Iran concluded that it could get away with its own interpretation rather than the letter of the agreement. It did the same thing with missile testing after the deal was reached, and we have no doubt that Iran will continue to push the limits of the agreement.

The pattern has been set. The United States, with the lukewarm support of its negotiating partners, draws a line in the sand. Iran blurs and crosses that line. And the United States not only refuses to threaten the deal, but winds up applauding and rewarding Iran’s compliance.

So it is with Iran’s nuclear history. We were promised that Iran had to disclose everything about its program for the deal to move forward. Iran instead has disclosed almost nothing, and now administration officials advise us to forget the past because only the future matters.

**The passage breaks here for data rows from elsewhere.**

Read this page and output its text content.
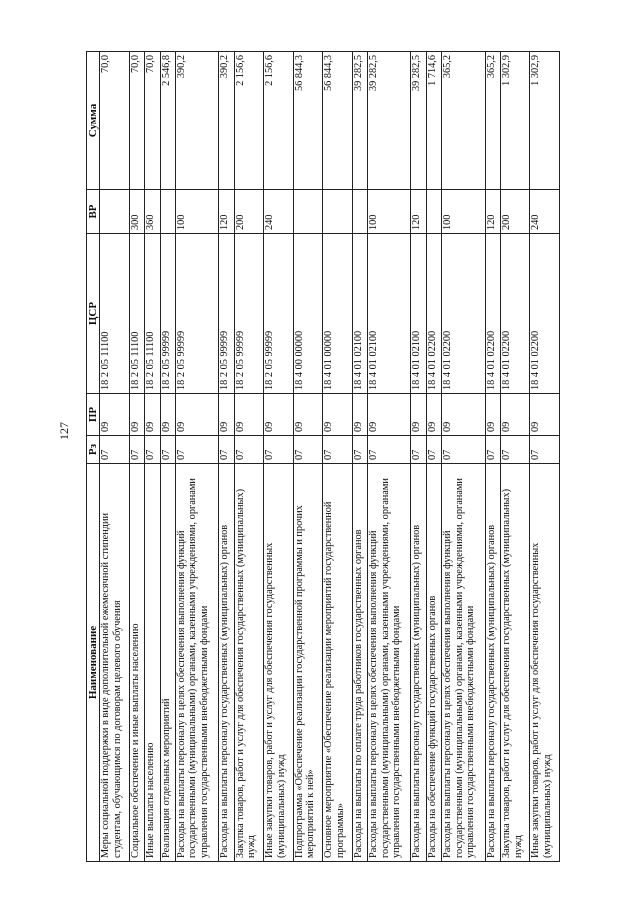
127
Наименование	Рз	ПР	ЦСР	ВР	Сумма
Меры социальной поддержки в виде дополнительной ежемесячной стипендии студентам, обучающимся по договорам целевого обучения	07	09	18 2 05 11100		70,0
Социальное обеспечение и иные выплаты населению	07	09	18 2 05 11100	300	70,0
Иные выплаты населению	07	09	18 2 05 11100	360	70,0
Реализация отдельных мероприятий	07	09	18 2 05 99999		2 546,8
Расходы на выплаты персоналу в целях обеспечения выполнения функций государственными (муниципальными) органами, казенными учреждениями, органами управления государственными внебюджетными фондами	07	09	18 2 05 99999	100	390,2
Расходы на выплаты персоналу государственных (муниципальных) органов	07	09	18 2 05 99999	120	390,2
Закупка товаров, работ и услуг для обеспечения государственных (муниципальных) нужд	07	09	18 2 05 99999	200	2 156,6
Иные закупки товаров, работ и услуг для обеспечения государственных (муниципальных) нужд	07	09	18 2 05 99999	240	2 156,6
Подпрограмма «Обеспечение реализации государственной программы и прочих мероприятий к ней»	07	09	18 4 00 00000		56 844,3
Основное мероприятие «Обеспечение реализации мероприятий государственной программы»	07	09	18 4 01 00000		56 844,3
Расходы на выплаты по оплате труда работников государственных органов	07	09	18 4 01 02100		39 282,5
Расходы на выплаты персоналу в целях обеспечения выполнения функций государственными (муниципальными) органами, казенными учреждениями, органами управления государственными внебюджетными фондами	07	09	18 4 01 02100	100	39 282,5
Расходы на выплаты персоналу государственных (муниципальных) органов	07	09	18 4 01 02100	120	39 282,5
Расходы на обеспечение функций государственных органов	07	09	18 4 01 02200		1 714,6
Расходы на выплаты персоналу в целях обеспечения выполнения функций государственными (муниципальными) органами, казенными учреждениями, органами управления государственными внебюджетными фондами	07	09	18 4 01 02200	100	365,2
Расходы на выплаты персоналу государственных (муниципальных) органов	07	09	18 4 01 02200	120	365,2
Закупка товаров, работ и услуг для обеспечения государственных (муниципальных) нужд	07	09	18 4 01 02200	200	1 302,9
Иные закупки товаров, работ и услуг для обеспечения государственных (муниципальных) нужд	07	09	18 4 01 02200	240	1 302,9
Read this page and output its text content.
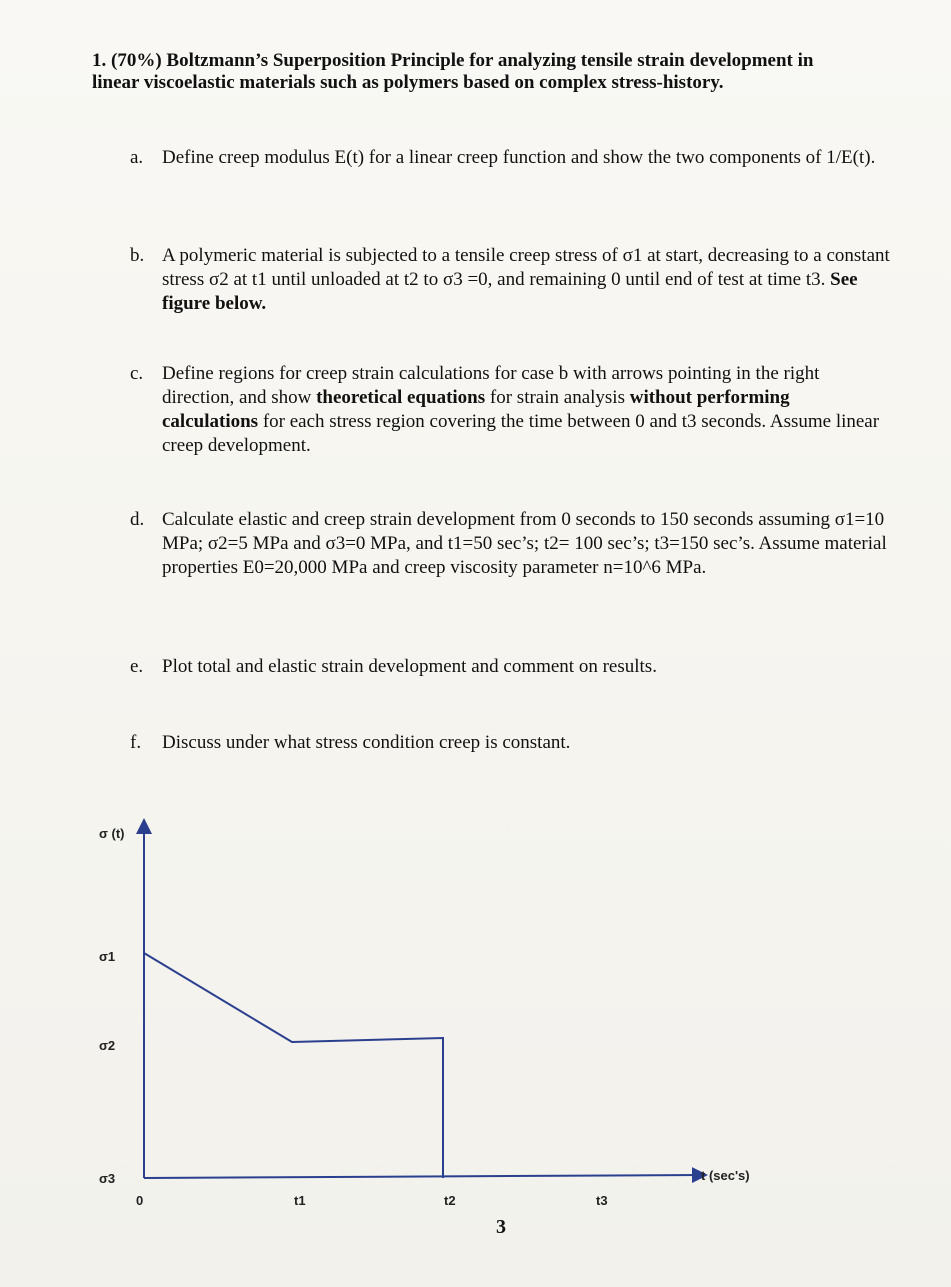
1. (70%) Boltzmann’s Superposition Principle for analyzing tensile strain development in linear viscoelastic materials such as polymers based on complex stress-history.

a. Define creep modulus E(t) for a linear creep function and show the two components of 1/E(t).
b. A polymeric material is subjected to a tensile creep stress of σ1 at start, decreasing to a constant stress σ2 at t1 until unloaded at t2 to σ3 =0, and remaining 0 until end of test at time t3. See figure below.
c. Define regions for creep strain calculations for case b with arrows pointing in the right direction, and show theoretical equations for strain analysis without performing calculations for each stress region covering the time between 0 and t3 seconds. Assume linear creep development.
d. Calculate elastic and creep strain development from 0 seconds to 150 seconds assuming σ1=10 MPa; σ2=5 MPa and σ3=0 MPa, and t1=50 sec’s; t2= 100 sec’s; t3=150 sec’s. Assume material properties E0=20,000 MPa and creep viscosity parameter n=10^6 MPa.
e. Plot total and elastic strain development and comment on results.
f.	Discuss under what stress condition creep is constant.
σ (t)
t (sec's)
σ1
σ2
σ3
0	t1	t2	t3
3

We were told that Iran had to fully comply with the deal, including disclosing its nuclear history, before economic sanctions would be lifted. But even though we know little more now than we did six months ago, The Associated Press reports that the United States will join Russia, China, the United Kingdom, France and Germany in presenting a resolution for the IAEA to declare its investigation complete.

That resolution, to be voted on by the 35-nation IAEA board Wednesday, Dec. 15, would clear the way for international sanctions to be rolled back starting in January.

Once those sanctions fall, we won’t get them back, even if Iran continues to flout the terms of the deal. And Iran can be confident that as long as it violates the deal by small steps instead of giant leaps, the United States and the rest of the world will make excuses rather than take punitive actions.